Weekly meal inspirations - January 26
Ideas and quick recipes to make your gluten-free life easier
This week feels like saying goodbye to winter ingredients and welcoming lighter dishes. I know it may feel a bit early, but the longer days are already bringing me so much joy. At the market, I’ve spotted fresh peas, broad beans, green beans, and wild chicory. It’s such a turning point to see those vibrant greens return to the stalls.
This inspired me to share my recipe for mashed broad beans with wild chicory, a classic dish from Puglia, Italy. If you can’t find fresh beans, don’t worry - this can also be made with dried ones.
I’ve also included two big, hearty salad bowls: my favorite way to end the day with a nutritious and healthy meal without spending too much time cooking.
And for when you have a bit more time (perhaps a weekend project?), pumpkin gnocchi is probably the best way to say goodbye to pumpkin season.
Mashed broad beans and chicory: follow my complete recipe on the blog to learn how to cook your beans properly (depending on whether they are dried, fresh, or canned).
You can use any type of beans you have on hand: white kidney beans, pinto beans, or even chickpeas. Then there’s a layer of greens lightly stir-fried with garlic and chili pepper on top. For these the best choice is a bitter type of leafy vegetable (think radicchio, chicory or endive), but you can use what you easily find: spinach, kale and escarole also work well.
The key is the combination of the creamy base and the greens on top. Final touch: toasted croutons. The ideal bread to make these is the sandwich bread featured in the last video lesson.
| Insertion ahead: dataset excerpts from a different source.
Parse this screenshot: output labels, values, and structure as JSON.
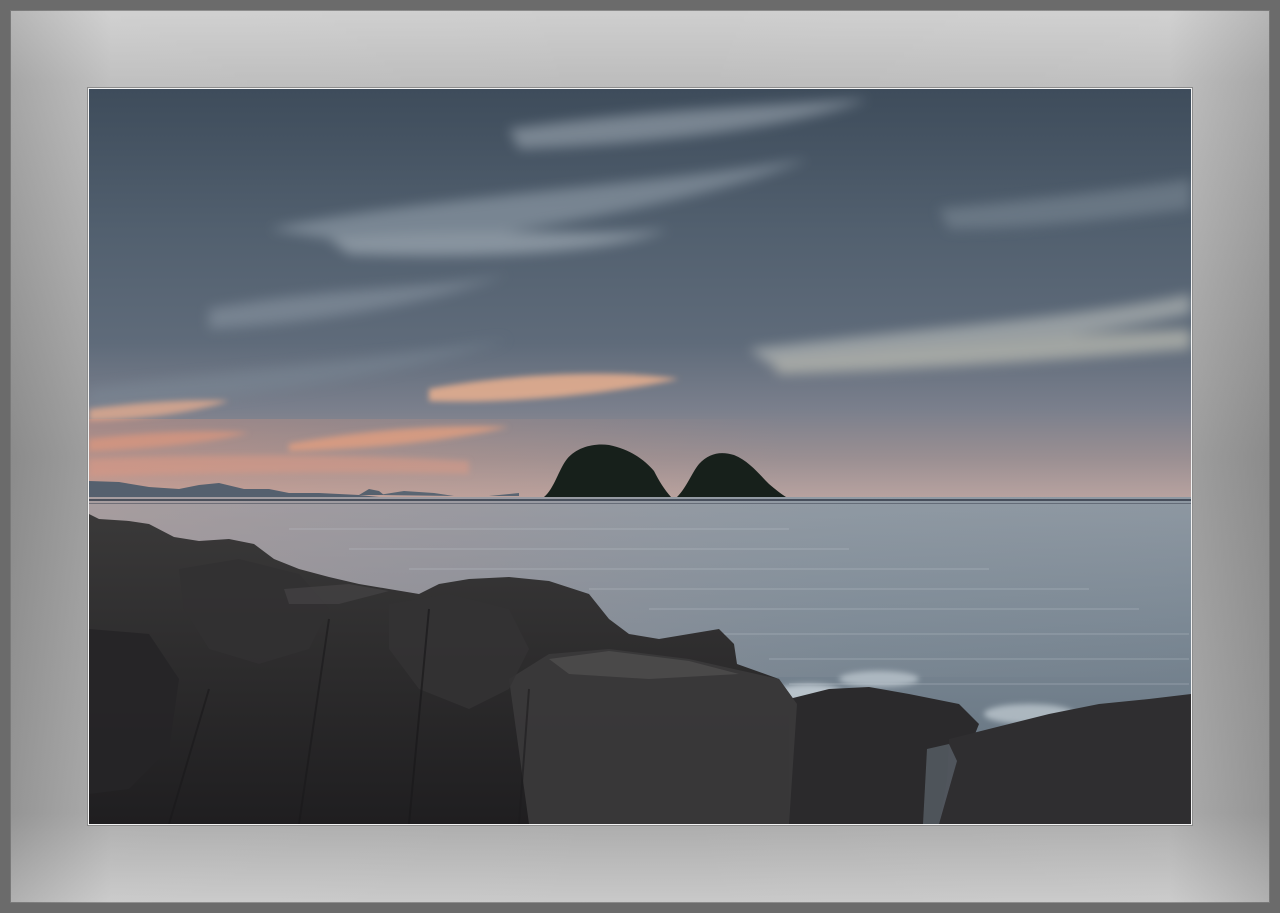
{
  "image": {
    "subject": "",
    "colors": {
      "frame_outer": "#6b6b6b",
      "mat": "#a8a8a8",
      "sky_top": "#3f4d5c",
      "sky_mid": "#5b6b7a",
      "sunset_glow": "#e39a78",
      "sea": "#7f8d99",
      "rocks": "#2b2a2b"
    }
  }
}
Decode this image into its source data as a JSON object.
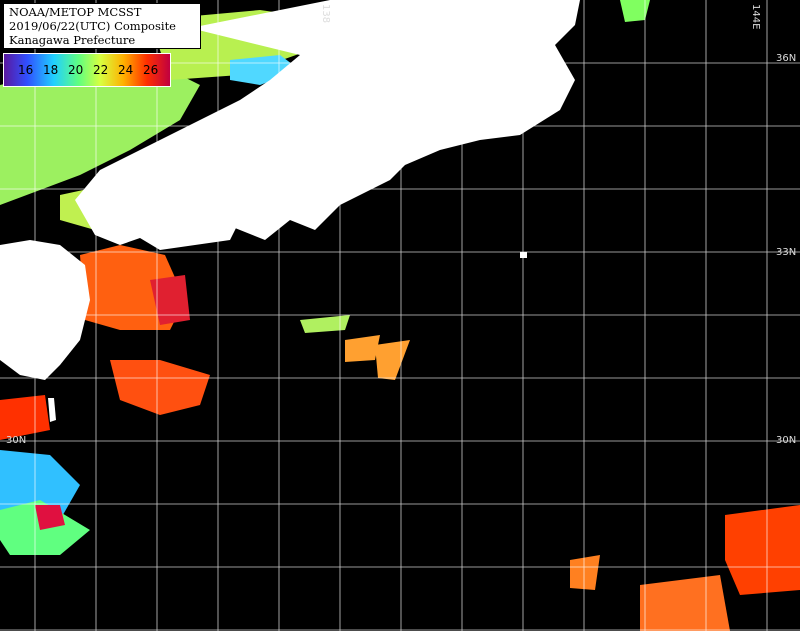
{
  "header": {
    "line1": "NOAA/METOP MCSST",
    "line2": "2019/06/22(UTC) Composite",
    "line3": "Kanagawa Prefecture"
  },
  "legend": {
    "ticks": [
      "16",
      "18",
      "20",
      "22",
      "24",
      "26"
    ],
    "colors": [
      "#5a18a0",
      "#3050ff",
      "#20d0ff",
      "#60ff80",
      "#d8ff40",
      "#ffb000",
      "#ff3000",
      "#c00040"
    ]
  },
  "axis": {
    "lat_36": "36N",
    "lat_33": "33N",
    "lat_30_left": "30N",
    "lat_30_right": "30N",
    "lon_138": "138",
    "lon_144": "144E"
  },
  "colors": {
    "land": "#ffffff",
    "ocean_no_data": "#000000",
    "grid": "#ffffff"
  }
}
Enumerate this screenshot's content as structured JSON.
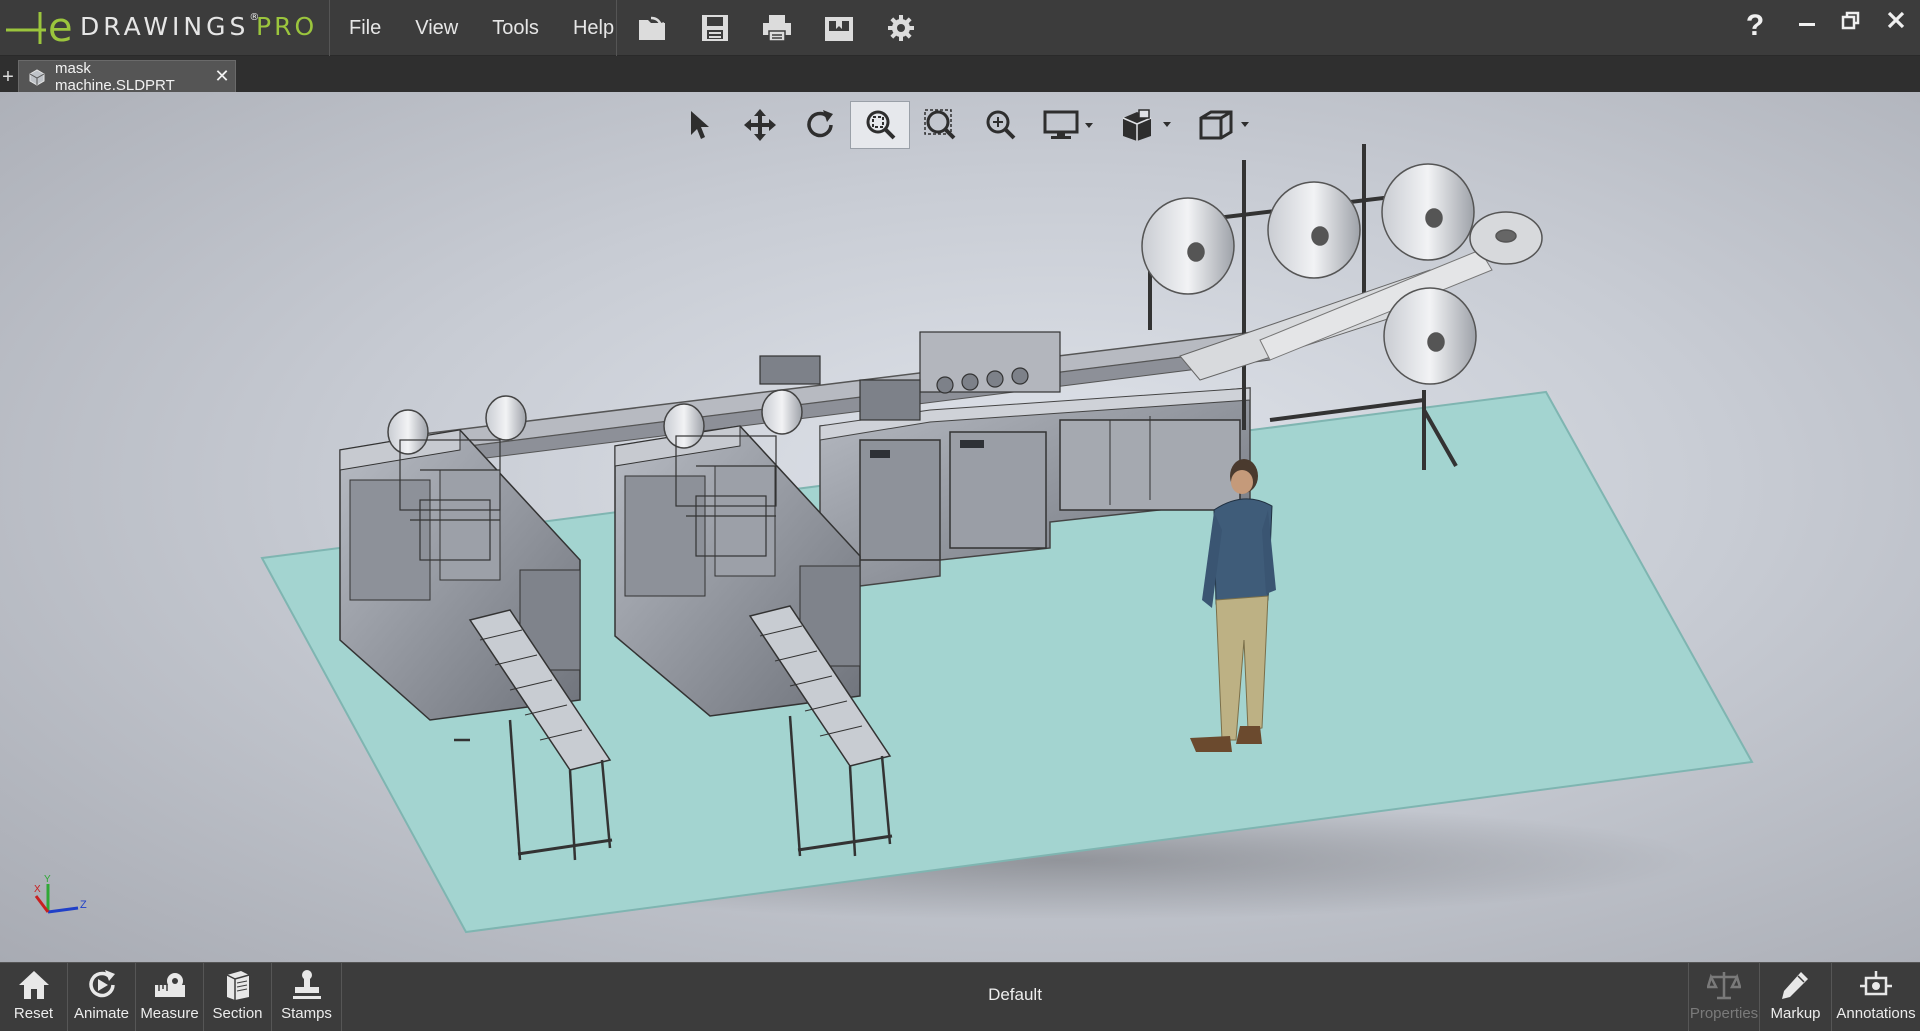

Turkey and apples salad bowl: this is one of my favorite ways to put everything I need from a meal in one bowl. Protein: shredded turkey, or even leftover rotisserie chicken. Veggies: Leafy greens like lettuce or radicchio as the base. A touch of sweet: Sliced apples, your favorite kind. Crunchy: walnuts, pecan, or almonds. The important step is to roast them in a pan on low heat until you smell a toasted scent in the air.
Pumpkin gnocchi: check out my blog for the full gnocchi recipe. You can also use sweet potato if it’s easier to find and cook. As a sauce, we use the classic combo of butter and sage leaves (If you haven’t tried it yet, you’re in for a treat). Add spinach leaves for color and a boost of vitamins.



Niçoise salad: aka how to make a fancy salad bowl following the rules of French people living in the South, near the sea. Combine the 4 key ingredients: steamed green beans, steamed potatoes, canned tuna, boiled eggs. Then add a dressing made with anchovies blended in olive oil, some salt and a bit of mustard.
And finally my favorite day of the week: Pizza Friday. This week my suggestion is Pizza alla Diavola: it may look like a pepperoni pizza at first sight, but it has some additional flavor elements. Of course it has some slices of salami on top (better if it’s spicy), but the tomato sauce must be cooked with some chili, too. Final touch: some sliced red onions on top.


Have a lovely week ahead, and thank you for reading this.